Life and Works of Horace Mann contains only one reference to Mary: “On 1 May 1843, Mr. Mann was again married, and sailed for Europe to visit European schools, especially in Germany, where he expected to derive most benefit.” Less than ten years after she buried her husband, Mary’s oldest son, Horace Mann Jr. died at the age of 24 in 1868.
As a widow, Mary also wrote for a variety of periodicals on topics related to education (no matter how obliquely), translated works from the Spanish, supervised the education of her sons, participated actively in philanthropic work, and aided her sister Elizabeth in her kindergarten in Boston.
Her essay, “Moral Culture of Infancy,” was published in 1863 in a single small volume with Elizabeth Peabody’s “Kindergarten Guide:” Moral Culture of Infancy, and Kindergarten Guide: with Music for the Plays.
The collaboration of Mary and Elizabeth included promoting the speaking career of Sarah Winnemucca Hopkins, the first Native American woman known to secure a copyright and to publish in the English language.
In addition, Mary helped Hopkins with her book, Life among the Piutes: Their Wrongs and Claims (1883).

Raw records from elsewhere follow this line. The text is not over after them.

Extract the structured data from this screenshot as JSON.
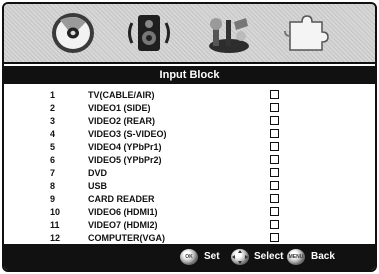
{
  "title": "Input Block",
  "menu_icons": [
    "disc-icon",
    "speaker-icon",
    "tools-icon",
    "puzzle-icon"
  ],
  "items": [
    {
      "num": "1",
      "name": "TV(CABLE/AIR)"
    },
    {
      "num": "2",
      "name": "VIDEO1 (SIDE)"
    },
    {
      "num": "3",
      "name": "VIDEO2 (REAR)"
    },
    {
      "num": "4",
      "name": "VIDEO3 (S-VIDEO)"
    },
    {
      "num": "5",
      "name": "VIDEO4 (YPbPr1)"
    },
    {
      "num": "6",
      "name": "VIDEO5 (YPbPr2)"
    },
    {
      "num": "7",
      "name": "DVD"
    },
    {
      "num": "8",
      "name": "USB"
    },
    {
      "num": "9",
      "name": "CARD READER"
    },
    {
      "num": "10",
      "name": "VIDEO6 (HDMI1)"
    },
    {
      "num": "11",
      "name": "VIDEO7 (HDMI2)"
    },
    {
      "num": "12",
      "name": "COMPUTER(VGA)"
    }
  ],
  "footer": {
    "set_button_text": "OK",
    "set_label": "Set",
    "select_label": "Select",
    "back_button_text": "MENU",
    "back_label": "Back"
  }
}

In her eightieth year, Mary began to write her first novel; Juanita: A Romance of Real Life in Cuba Fifty Years Ago (1887) appeared posthumously.
Elizabeth Peabody commented, “The story is fiction; but the principal characters and the most important incidents are real—it was this that made the author keep back the book from publication till all were dead….It was the merest accident that the work was not published before my sister’s death, as she so earnestly desired it should be.”
Mary Tyler Peabody Mann died February 11, 1887, in Boston, Massachusetts.